Vacation

A film seemingly designed to prove that “really stupid” and “pretty funny” aren’t mutually exclusive assessments, Vacation is a hit-or-miss grab bag of gleefully moronic jokes whose biggest limitation is that it’s not as consistently, shamelessly idiotic as it should be. This reboot/sequel of 1983’s National Lampoon’s Vacation definitely has its moments—none of which you’ll want to relate in polite company or around anyone you’re trying to impress—but they aren’t frequent or inspired enough to merit a full recommendation for tagging along on this misbegotten road trip. Vacation is the embodiment of the rental ideology: It’s funnier than you might imagine but still utterly disposable.
The film stars Ed Helms as Rusty Griswold, the kid from the original Vacation (then played by Anthony Michael Hall) who was at the mercy of his deadpan-bozo father Clark (Chevy Chase) as he packed up his family for a cross-country vacation.

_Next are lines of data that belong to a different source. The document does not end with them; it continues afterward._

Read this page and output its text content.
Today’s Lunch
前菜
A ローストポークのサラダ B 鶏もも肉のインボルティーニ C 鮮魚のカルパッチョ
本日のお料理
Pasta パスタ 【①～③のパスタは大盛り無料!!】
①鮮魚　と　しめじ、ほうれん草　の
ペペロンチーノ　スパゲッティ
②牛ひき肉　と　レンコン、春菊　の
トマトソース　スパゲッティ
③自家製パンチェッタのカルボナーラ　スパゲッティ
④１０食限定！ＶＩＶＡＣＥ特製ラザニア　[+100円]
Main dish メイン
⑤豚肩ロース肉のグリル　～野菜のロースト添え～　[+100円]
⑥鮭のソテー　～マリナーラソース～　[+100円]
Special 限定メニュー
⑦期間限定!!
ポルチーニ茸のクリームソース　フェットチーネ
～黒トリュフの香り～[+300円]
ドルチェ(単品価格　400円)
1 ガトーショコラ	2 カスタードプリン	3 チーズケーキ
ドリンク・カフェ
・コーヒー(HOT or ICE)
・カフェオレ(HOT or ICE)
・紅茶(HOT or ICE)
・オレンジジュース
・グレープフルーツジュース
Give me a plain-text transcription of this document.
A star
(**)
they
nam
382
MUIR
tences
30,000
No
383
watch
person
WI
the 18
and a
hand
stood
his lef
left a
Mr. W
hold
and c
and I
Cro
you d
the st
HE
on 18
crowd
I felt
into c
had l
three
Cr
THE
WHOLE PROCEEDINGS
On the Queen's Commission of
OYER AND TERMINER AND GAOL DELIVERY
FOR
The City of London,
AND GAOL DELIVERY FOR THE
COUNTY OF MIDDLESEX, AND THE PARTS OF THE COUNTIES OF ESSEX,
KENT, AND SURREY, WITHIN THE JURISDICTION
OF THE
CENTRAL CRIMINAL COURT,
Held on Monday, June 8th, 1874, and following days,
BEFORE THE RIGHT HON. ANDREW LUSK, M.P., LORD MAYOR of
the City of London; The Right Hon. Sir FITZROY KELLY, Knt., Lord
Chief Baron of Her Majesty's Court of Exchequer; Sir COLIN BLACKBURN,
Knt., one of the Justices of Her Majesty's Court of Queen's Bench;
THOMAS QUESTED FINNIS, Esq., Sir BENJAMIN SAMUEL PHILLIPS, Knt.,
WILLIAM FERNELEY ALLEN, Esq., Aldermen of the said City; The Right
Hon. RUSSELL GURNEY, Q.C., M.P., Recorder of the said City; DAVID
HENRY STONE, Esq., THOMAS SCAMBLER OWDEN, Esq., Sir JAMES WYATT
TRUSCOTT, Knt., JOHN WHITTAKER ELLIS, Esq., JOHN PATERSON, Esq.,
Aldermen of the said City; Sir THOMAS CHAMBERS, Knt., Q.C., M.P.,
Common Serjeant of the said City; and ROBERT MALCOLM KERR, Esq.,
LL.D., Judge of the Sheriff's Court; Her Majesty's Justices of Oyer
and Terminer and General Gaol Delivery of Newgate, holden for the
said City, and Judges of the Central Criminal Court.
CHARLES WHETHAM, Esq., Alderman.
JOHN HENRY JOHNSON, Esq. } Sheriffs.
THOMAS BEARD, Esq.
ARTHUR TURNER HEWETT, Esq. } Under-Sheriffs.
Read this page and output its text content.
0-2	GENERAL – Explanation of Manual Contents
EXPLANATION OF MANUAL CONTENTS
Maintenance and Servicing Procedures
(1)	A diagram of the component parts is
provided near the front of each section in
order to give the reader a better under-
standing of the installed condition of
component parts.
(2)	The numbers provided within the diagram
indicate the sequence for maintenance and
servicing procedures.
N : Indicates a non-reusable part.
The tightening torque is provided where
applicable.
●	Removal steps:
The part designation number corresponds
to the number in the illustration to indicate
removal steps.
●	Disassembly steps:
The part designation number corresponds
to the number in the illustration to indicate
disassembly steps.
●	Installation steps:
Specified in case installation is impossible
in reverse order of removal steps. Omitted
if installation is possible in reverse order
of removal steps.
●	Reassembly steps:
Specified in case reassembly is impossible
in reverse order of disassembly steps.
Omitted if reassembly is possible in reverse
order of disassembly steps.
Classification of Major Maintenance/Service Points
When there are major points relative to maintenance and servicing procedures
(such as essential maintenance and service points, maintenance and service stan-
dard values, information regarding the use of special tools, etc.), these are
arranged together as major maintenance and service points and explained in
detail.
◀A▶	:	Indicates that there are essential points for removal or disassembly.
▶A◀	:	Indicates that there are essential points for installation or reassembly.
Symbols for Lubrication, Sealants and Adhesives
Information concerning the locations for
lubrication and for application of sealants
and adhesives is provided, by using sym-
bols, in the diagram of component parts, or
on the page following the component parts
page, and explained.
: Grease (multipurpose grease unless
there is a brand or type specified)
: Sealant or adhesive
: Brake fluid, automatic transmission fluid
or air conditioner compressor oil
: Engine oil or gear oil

Now all grown up, Rusty is a pilot for a low-end airline who feels that his own family needs a little together time. Ditching their usual, predictable vacation spot out in the woods, Rusty announces they’re instead going to re-create his dad’s old car trip from Chicago to Southern California’s Walley World.
This new Vacation asserts its smart-ass credentials early on, the Griswold clan sitting around discussing Rusty’s plan to go on a “new vacation” that’s like the “old vacation,” as Rusty promises his kids they don’t have to remember the “old vacation” to enjoy the “new vacation.” The joke is both obvious and mildly clever—it’s the filmmakers’ way of acknowledging and mocking the fact that this sequel really isn’t that different than the original Vacation—which is an apt assessment of the new movie’s overall comedic strategy.
Writer-directors Jonathan Goldstein and John Francis Daley (who previously collaborated on the scripts Horrible Bosses and The Incredible Burt Wonderstone) make their feature directorial debut with Vacation, copying not just the road-trip setup but also the original’s affectionate-yet-jaundiced sendup of the All-American, middle-class banality of the family vacation. The misadventures and stops along the way are different in this Vacation, but Rusty has inherited his father’s quietly desperate helplessness, that ramrod faux-confidence that everything is going great—even if the car is currently on fire.